A story of loss and grace

Dad, mum and two kids sitting in front of a teepee in the garden
A photo of our family.

It’s coming up seven years since we lost Jemima and it’s only recently I’ve realised how, during that awful time, at each heartbreaking turn, God was there! I’d been terrified of the darkness but what I found there was God.

My story of loss was actually His story of grace, a story of how He was with me, reminding me of His love when I was least sure of it, comforting me, healing my broken heart, rescuing me from the depths of bitterness and despair, and giving me courage to not only grieve but to dare to hope again and trust Him for my future.

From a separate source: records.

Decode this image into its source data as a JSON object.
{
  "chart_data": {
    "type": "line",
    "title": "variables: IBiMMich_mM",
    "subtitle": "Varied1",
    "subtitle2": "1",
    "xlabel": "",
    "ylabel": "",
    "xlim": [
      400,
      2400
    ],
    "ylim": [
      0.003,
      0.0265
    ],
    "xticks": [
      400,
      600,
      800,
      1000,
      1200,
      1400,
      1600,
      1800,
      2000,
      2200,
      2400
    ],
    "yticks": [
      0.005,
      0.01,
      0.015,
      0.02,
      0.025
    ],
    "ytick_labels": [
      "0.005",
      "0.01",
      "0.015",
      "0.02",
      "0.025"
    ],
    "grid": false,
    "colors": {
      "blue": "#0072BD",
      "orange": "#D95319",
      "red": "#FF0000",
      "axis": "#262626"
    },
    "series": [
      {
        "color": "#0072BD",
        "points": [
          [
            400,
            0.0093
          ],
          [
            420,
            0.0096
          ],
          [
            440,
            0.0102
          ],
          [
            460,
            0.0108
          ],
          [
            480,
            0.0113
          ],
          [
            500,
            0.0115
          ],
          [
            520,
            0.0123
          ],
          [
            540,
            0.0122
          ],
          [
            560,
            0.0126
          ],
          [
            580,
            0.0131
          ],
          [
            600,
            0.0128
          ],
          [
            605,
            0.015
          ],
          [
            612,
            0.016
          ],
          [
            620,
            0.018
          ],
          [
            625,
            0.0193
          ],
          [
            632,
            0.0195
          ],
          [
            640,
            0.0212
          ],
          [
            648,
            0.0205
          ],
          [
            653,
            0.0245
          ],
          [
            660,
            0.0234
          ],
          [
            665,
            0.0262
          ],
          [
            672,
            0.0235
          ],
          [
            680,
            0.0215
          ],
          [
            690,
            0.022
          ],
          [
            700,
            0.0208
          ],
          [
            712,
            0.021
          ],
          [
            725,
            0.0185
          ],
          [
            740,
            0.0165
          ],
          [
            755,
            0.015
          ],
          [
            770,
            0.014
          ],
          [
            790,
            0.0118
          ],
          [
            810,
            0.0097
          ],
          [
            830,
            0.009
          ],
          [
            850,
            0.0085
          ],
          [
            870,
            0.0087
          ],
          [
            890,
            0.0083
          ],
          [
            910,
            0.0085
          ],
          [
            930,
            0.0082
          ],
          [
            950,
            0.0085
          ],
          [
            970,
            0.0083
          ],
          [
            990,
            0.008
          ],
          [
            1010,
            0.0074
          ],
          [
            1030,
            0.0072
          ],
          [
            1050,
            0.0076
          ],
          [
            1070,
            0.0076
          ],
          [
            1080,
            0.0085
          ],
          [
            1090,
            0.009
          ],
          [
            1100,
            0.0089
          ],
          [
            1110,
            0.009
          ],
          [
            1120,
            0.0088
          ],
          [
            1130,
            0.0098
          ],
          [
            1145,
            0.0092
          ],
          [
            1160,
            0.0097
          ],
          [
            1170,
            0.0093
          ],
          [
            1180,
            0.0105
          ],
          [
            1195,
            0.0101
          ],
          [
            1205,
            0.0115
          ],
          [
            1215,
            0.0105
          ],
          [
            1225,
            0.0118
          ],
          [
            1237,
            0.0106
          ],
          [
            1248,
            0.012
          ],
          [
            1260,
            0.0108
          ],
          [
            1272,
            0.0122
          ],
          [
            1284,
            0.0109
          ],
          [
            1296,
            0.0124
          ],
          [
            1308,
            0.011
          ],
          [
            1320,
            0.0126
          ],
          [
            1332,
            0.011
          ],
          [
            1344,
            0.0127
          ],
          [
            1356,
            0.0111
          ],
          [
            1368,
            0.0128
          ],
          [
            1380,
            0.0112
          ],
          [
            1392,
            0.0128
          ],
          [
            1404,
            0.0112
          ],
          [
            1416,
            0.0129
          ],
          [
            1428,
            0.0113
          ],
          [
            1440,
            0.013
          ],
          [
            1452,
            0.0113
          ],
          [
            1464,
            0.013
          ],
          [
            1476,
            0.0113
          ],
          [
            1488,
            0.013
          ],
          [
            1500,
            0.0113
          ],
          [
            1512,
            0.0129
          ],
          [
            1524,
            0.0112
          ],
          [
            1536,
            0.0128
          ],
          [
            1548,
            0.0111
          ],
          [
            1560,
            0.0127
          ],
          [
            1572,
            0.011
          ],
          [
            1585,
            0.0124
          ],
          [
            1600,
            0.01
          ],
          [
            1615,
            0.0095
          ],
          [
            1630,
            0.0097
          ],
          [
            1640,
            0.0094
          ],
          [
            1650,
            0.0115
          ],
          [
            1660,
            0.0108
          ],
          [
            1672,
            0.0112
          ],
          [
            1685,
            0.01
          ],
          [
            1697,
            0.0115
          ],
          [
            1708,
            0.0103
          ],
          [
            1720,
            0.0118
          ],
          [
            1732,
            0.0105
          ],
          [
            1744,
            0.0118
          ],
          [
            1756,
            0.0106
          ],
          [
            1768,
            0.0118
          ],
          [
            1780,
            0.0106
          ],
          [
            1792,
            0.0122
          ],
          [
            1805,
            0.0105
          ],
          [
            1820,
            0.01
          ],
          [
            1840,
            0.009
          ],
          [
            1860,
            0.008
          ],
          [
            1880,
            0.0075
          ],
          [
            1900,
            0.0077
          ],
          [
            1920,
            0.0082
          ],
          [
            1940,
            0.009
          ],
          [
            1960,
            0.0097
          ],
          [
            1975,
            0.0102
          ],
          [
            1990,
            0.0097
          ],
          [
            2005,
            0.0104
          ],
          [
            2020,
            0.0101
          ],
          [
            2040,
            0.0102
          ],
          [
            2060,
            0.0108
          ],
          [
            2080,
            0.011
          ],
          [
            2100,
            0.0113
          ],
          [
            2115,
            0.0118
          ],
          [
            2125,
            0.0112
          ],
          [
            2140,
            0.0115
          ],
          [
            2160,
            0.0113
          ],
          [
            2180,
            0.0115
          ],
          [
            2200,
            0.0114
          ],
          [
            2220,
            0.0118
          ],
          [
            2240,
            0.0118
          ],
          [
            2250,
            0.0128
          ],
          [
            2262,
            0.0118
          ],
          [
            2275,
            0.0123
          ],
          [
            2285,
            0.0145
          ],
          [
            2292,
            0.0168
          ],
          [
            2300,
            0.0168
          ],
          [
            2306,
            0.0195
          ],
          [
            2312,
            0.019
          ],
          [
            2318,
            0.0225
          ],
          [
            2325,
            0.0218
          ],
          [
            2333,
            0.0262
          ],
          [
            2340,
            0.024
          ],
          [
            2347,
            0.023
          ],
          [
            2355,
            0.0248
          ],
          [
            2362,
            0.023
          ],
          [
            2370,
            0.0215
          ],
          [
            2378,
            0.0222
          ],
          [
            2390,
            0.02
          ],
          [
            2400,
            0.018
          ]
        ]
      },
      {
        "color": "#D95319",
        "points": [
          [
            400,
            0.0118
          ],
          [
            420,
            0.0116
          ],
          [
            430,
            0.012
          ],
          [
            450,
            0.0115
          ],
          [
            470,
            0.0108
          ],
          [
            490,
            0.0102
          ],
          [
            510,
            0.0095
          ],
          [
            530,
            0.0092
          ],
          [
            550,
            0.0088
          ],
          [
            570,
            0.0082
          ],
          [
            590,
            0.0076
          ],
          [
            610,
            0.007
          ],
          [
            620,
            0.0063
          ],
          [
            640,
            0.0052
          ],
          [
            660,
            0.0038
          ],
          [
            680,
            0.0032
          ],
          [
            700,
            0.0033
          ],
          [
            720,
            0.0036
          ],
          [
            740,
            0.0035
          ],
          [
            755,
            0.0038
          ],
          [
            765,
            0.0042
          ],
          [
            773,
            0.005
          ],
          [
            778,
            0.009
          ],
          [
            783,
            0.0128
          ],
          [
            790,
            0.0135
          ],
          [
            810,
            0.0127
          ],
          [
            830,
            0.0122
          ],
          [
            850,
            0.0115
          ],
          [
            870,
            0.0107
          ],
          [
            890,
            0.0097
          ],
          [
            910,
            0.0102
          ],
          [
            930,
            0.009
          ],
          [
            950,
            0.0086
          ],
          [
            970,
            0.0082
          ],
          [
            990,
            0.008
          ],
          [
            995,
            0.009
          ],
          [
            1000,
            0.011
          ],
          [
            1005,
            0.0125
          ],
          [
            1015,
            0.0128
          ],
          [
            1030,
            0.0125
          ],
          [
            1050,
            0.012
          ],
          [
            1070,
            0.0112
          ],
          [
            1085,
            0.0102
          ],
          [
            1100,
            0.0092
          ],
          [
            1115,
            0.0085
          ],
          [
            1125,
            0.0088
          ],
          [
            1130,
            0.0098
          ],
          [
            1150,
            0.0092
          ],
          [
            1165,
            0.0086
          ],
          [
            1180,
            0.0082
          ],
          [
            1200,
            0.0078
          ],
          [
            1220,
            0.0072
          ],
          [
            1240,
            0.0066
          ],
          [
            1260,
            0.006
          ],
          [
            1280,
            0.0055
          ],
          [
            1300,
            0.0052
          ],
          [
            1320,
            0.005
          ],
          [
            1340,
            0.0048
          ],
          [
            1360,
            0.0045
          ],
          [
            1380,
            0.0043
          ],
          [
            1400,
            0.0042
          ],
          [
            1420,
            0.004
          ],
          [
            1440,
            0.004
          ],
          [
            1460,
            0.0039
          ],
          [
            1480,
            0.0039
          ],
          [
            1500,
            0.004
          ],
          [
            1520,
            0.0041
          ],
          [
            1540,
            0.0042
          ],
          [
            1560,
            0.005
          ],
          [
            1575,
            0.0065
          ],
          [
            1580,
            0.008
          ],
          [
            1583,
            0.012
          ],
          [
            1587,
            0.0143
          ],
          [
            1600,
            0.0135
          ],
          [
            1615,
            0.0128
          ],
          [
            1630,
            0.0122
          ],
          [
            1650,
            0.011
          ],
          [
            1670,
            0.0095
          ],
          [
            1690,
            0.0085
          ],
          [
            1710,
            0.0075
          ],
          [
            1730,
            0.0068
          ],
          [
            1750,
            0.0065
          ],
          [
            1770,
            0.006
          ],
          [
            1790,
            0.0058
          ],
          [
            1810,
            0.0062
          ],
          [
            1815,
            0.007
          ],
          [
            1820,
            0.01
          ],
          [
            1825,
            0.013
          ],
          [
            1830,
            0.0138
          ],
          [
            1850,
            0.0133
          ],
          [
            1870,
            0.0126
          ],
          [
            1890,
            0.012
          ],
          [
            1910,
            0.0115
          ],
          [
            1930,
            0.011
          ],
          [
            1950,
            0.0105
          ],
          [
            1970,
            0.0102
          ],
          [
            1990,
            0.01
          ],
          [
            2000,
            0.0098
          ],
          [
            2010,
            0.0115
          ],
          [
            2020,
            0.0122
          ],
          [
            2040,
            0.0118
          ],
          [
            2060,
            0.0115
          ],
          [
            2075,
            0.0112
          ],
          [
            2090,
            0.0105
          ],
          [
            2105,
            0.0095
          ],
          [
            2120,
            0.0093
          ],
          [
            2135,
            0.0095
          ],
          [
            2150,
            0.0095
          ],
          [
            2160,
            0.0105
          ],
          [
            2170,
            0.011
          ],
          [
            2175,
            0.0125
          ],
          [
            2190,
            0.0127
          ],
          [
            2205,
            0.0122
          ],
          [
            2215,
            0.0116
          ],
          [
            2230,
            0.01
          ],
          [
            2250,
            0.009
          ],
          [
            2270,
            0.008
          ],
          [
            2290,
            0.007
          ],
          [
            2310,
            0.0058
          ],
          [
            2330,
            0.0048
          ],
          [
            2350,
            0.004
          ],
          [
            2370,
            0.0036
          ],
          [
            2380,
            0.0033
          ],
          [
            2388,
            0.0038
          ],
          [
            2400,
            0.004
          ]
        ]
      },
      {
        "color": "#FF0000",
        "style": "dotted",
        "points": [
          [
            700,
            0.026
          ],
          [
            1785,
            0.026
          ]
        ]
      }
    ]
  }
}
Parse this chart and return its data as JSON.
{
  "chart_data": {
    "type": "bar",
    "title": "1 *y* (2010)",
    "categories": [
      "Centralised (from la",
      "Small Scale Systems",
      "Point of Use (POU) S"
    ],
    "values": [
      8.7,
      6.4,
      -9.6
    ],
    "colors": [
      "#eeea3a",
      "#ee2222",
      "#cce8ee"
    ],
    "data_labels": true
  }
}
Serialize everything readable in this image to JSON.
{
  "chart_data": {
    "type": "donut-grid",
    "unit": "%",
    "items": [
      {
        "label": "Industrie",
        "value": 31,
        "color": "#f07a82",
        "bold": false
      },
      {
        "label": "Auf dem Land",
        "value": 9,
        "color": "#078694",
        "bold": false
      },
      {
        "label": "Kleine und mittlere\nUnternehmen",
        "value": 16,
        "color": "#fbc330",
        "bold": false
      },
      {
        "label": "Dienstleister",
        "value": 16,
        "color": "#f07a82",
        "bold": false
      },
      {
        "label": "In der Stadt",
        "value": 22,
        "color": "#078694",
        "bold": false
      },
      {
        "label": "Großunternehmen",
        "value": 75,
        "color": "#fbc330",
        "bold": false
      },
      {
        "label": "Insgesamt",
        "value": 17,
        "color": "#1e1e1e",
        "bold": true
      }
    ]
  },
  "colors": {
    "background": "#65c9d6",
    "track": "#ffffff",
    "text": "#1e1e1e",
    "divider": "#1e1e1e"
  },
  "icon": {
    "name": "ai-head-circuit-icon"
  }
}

As my brand new mother’s heart had prayed and sung “I Am Carried” over my dying child, God’s heart had been singing over me: “My child, I will carry you! I will carry you! I will carry you!”

The faces of miscarriage and stillbirth are all around us, and I can guarantee it’s someone you know. Losing a baby is such a personal heartbreak. It can feel too painful, or even embarrassing to share. When I experienced it myself, it was the mothers who had suffered this loss themselves who stood by me as I navigated the foreign landscape of grief. I’m so grateful to so many people for their care and comfort during that awful time. 

Wrestling with our deepest pain is hard. But as a Christian, I’ve realised the Bible doesn’t hide stories of suffering and so believe neither should we.